You may want to double check that with Harry Lipkin (who happens to be a theorist himself) and his article "Who Ordered Theorists?" According to him (and he gave numerous examples), it was experimentalists who made discoveries that were never even hinted in any existing theories at that time. And he even left out superconductivity and fractional quantum hall effect in that article.

I strongly suggest we do not go down this path, especially in this thread.

Zz.

 

[lightarrow]

You may want to double check that with Harry Lipkin (who happens to be a theorist himself) and his article "Who Ordered Theorists?" According to him (and he gave numerous examples), it was experimentalists who made discoveries that were never even hinted in any existing theories at that time. And he even left out superconductivity and fractional quantum hall effect in that article.
Zz.

I'm well conscious of this. But theorists are the ones which create or modify physics, or establish that a certain experimental discover can or cannot be placed inside the current understanding of physics; with this I absolutely don't mean to negate importance to experimental physics.

 

[ArielGenesis]

Wait, I don't understand anything...
the cat in the box is under superposition, okay.
So in QM, what is the significant, and if you want to say something very technical like, the bell, phenomena, or whatever it is, can you please give more explanation, I am not really into these sort of things yet.

 

[StatusX]

It's no big deal to describe the Cat problem in the terms of classical probability theory, which is why I've written numerous time that the Cat problem has precious little to do with QM.

There's a difference between classical probability "superpositions", in which we quantify our lack of complete knowledge of the system by expressing the system as being in a sort of probability weighted average of different states, and a quantum superposition. For one thing, the quantum superposition is assumed to not be due to a lack of knowledge, but is an intrinsic feature of the world. And more importantly, it is only in quantum mechanics that the different constituent states can "interfere" with each other, and affect the outcome of measurements.
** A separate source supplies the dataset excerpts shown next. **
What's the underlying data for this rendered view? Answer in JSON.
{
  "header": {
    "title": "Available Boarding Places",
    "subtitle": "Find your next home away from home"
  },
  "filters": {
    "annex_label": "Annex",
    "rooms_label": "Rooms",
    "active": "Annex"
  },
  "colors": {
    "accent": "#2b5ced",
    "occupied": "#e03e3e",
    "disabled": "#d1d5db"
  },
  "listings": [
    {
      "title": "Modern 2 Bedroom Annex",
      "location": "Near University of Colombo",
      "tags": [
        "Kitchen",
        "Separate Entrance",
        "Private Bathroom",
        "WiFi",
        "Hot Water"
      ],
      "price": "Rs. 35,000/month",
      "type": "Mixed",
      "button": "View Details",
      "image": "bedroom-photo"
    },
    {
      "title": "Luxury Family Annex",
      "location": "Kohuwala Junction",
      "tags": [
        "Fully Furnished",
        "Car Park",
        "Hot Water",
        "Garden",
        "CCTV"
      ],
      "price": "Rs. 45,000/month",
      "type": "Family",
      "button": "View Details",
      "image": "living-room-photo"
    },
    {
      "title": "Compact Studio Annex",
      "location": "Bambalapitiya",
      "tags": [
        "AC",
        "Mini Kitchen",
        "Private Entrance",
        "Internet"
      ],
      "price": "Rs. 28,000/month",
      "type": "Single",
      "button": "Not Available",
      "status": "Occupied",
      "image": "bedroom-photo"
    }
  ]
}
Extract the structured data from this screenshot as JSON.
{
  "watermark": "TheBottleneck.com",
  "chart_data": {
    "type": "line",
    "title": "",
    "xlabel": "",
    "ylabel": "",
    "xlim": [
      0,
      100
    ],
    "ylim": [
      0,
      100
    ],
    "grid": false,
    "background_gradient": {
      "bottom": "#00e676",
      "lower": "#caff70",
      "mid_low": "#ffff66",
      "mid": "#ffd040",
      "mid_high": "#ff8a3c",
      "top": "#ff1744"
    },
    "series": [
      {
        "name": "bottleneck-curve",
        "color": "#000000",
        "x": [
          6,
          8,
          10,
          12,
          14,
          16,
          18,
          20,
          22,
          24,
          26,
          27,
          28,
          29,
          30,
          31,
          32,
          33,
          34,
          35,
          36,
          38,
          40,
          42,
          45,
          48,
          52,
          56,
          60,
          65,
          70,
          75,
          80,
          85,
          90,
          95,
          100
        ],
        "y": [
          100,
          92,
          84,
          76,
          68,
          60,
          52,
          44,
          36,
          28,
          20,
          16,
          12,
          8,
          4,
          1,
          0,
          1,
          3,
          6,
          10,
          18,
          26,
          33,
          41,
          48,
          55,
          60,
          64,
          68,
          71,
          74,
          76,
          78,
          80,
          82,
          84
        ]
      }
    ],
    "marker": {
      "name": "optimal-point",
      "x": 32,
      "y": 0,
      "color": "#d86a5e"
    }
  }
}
For example, say we want to determine the expectation value of an observable O for a system in a superposition (A+B)/2 of two states A and B. Classically, if the values for each state are O(A) and O(B), then the expectation value for the superposition is just (O(A)+O(B))/2. However, for quantum mechanical superpositions, there is also a term of the form <A|O|B>, and this will affect the probabilities in a non-trivial way (in fact, this is essentially where the strangeness of quantum mechanics comes from).

The degree of this interference is determined roughly by the overlap (scalar product) of the different states, and in the limit of a macroscopic system, there are so many degrees of freedom that different states that are likely to come up in a superposition are almost certainly nearly orthogonal, and the expectation values computed quantum mechanically reduce to their classical values (ie, with no cross terms).

Personally, I think the only way to avoid an arbitrary distinction between big and small is to assume that macroscopic systems can be in superpositions, just ones whose consituent states don't interact (because of negligible overlap) but evolve independently, ie, a many worlds view.

 

[Demystifier]

I said 4 and 3 are both there in 7.

What does it mean? Are 8 and -1 also both there in 7? Is any number there in any other number?

 

[Demystifier]

Sorry, but I am completely confused. Which Dany you have in mind? To avoid any misidentification, I didn’t participate in that session and I expressed my POV on Bohmian mechanics clearly here in PF: “Not even wrong”.

Regards, Dany.

P.S. Perhaps you mean Demystifier? His private name is Hrvoje.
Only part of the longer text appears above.